A conveniência da apreciação conjunta da conduta do arguido, em caso de concurso de infracções, no sentido de uma ponderada avaliação da culpa do agente e da aplicação de pena única surge consideravelmente atenuada no domínio das contraordenações tributárias onde (contrariamente ao regime geral das contraordenações em que é possível o cúmulo jurídico das coimas) é imperativa a realização de concurso material das coimas aplicadas, apenas subsistindo a vantagem da economia, simplificação processuais e da prevenção da contradição de julgados (art.19º RGCO; art.25º RGIT)
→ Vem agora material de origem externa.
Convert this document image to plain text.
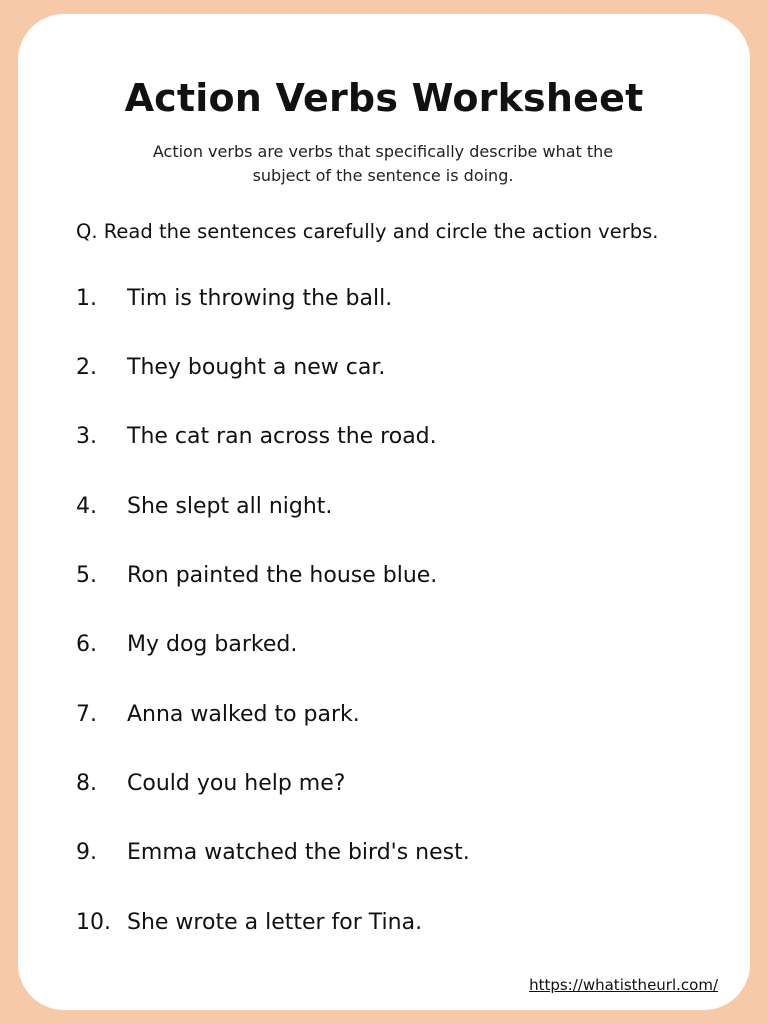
Action Verbs Worksheet
Action verbs are verbs that specifically describe what the
subject of the sentence is doing.
Q. Read the sentences carefully and circle the action verbs.
1.	Tim is throwing the ball.
2.	They bought a new car.
3.	The cat ran across the road.
4.	She slept all night.
5.	Ron painted the house blue.
6.	My dog barked.
7.	Anna walked to park.
8.	Could you help me?
9.	Emma watched the bird's nest.
10. She wrote a letter for Tina.
https://whatistheurl.com/
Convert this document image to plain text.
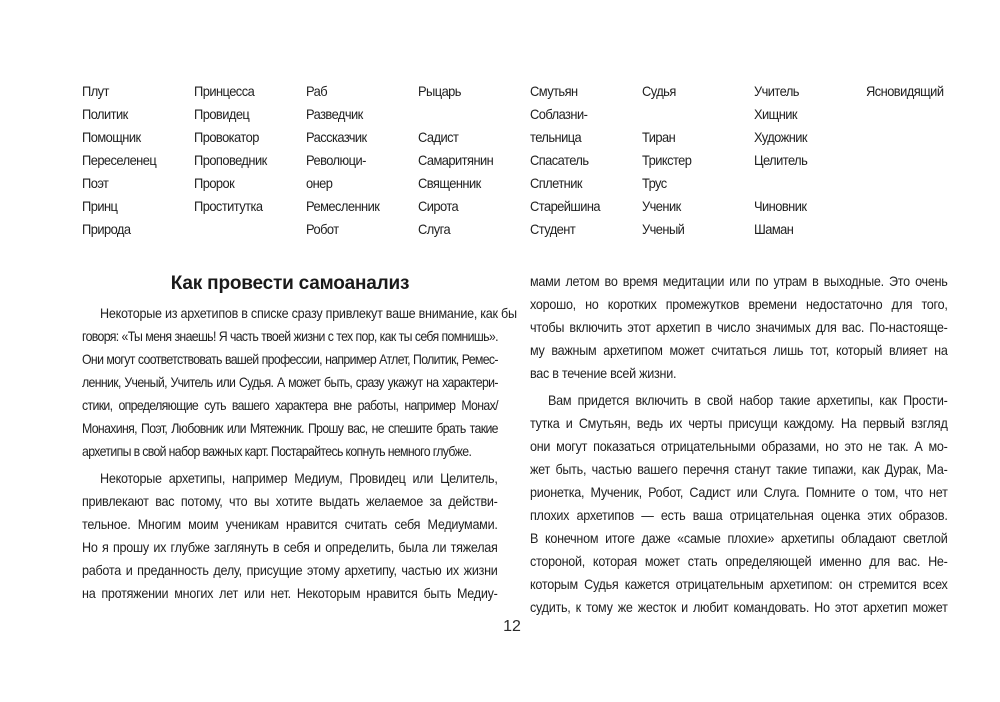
Плут
Политик
Помощник
Переселенец
Поэт
Принц
Природа
Принцесса
Провидец
Провокатор
Проповедник
Пророк
Проститутка
Раб
Разведчик
Рассказчик
Революци-
онер
Ремесленник
Робот
Рыцарь
Садист
Самаритянин
Священник
Сирота
Слуга
Смутьян
Соблазни-
тельница
Спасатель
Сплетник
Старейшина
Студент
Судья
Тиран
Трикстер
Трус
Ученик
Ученый
Учитель
Хищник
Художник
Целитель
Чиновник
Шаман
Ясновидящий
Как провести самоанализ
Некоторые из архетипов в списке сразу привлекут ваше внимание, как бы
говоря: «Ты меня знаешь! Я часть твоей жизни с тех пор, как ты себя помнишь».
Они могут соответствовать вашей профессии, например Атлет, Политик, Ремес-
ленник, Ученый, Учитель или Судья. А может быть, сразу укажут на характери-
стики, определяющие суть вашего характера вне работы, например Монах/
Монахиня, Поэт, Любовник или Мятежник. Прошу вас, не спешите брать такие
архетипы в свой набор важных карт. Постарайтесь копнуть немного глубже.
Некоторые архетипы, например Медиум, Провидец или Целитель,
привлекают вас потому, что вы хотите выдать желаемое за действи-
тельное. Многим моим ученикам нравится считать себя Медиумами.
Но я прошу их глубже заглянуть в себя и определить, была ли тяжелая
работа и преданность делу, присущие этому архетипу, частью их жизни
на протяжении многих лет или нет. Некоторым нравится быть Медиу-
мами летом во время медитации или по утрам в выходные. Это очень
хорошо, но коротких промежутков времени недостаточно для того,
чтобы включить этот архетип в число значимых для вас. По-настояще-
му важным архетипом может считаться лишь тот, который влияет на
вас в течение всей жизни.
Вам придется включить в свой набор такие архетипы, как Прости-
тутка и Смутьян, ведь их черты присущи каждому. На первый взгляд
они могут показаться отрицательными образами, но это не так. А мо-
жет быть, частью вашего перечня станут такие типажи, как Дурак, Ма-
рионетка, Мученик, Робот, Садист или Слуга. Помните о том, что нет
плохих архетипов — есть ваша отрицательная оценка этих образов.
В конечном итоге даже «самые плохие» архетипы обладают светлой
стороной, которая может стать определяющей именно для вас. Не-
которым Судья кажется отрицательным архетипом: он стремится всех
судить, к тому же жесток и любит командовать. Но этот архетип может
12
A jurisprudência do Supremo Tribunal Administrativo tem emitido pronúncia no sentido de que a apensação deve ser ordenada no despacho liminar ou em qualquer outro momento antes de ser designada data para julgamento ou antes da decisão da causa por mero despacho, inculcando a necessidade de ela só poder ter lugar na fase judicial do processo de contraordenação que decorra no tribunal tributário (acórdãos STA-SCT 4.03.2015 processo nº 1396/14; 11.03.2015 processos nºs 1557/14 e 74/15; 17.06.2015 processo nº 137/15; 9.09.2015 processo nº 70/15)
2.2.2.2. Neste contexto as características do caso concreto tornam evidente a inconveniência da apensação de processos nos termos pretendidos pela recorrente, segundo os quais o processo deveria ser devolvido ao TAF de Leiria para apensação de dois outros processos que se encontram em fases processuais diferentes: um pendente no STA-SCT para apreciação de recurso jurisdicional (processo nº 1100/15.8BELRA); outro pendente no TAF Leiria aguardando a prolação de sentença (processo nº 1089/15.3BELRA)
A devolução do processo ao tribunal tributário obrigaria a uma regressão da tramitação processual de dois processos pendentes numa instância superior para apreciação de recursos interpostos de decisões que já aplicaram coimas autónomas em processos distintos.

3. DECISÃO
Acordam na Secção de Contencioso Tributário do Supremo Tribunal Administrativo em negar provimento ao recurso e, em consequência, confirmar na ordem jurídica a sentença recorrida.
Custas pela recorrente.

Lisboa, 27 de novembro de 2019. – José Manuel de Carvalho Neves Leitão (relator) – Nuno Filipe Morgado Teixeira Bastos – José da Ascensão Nunes Lopes.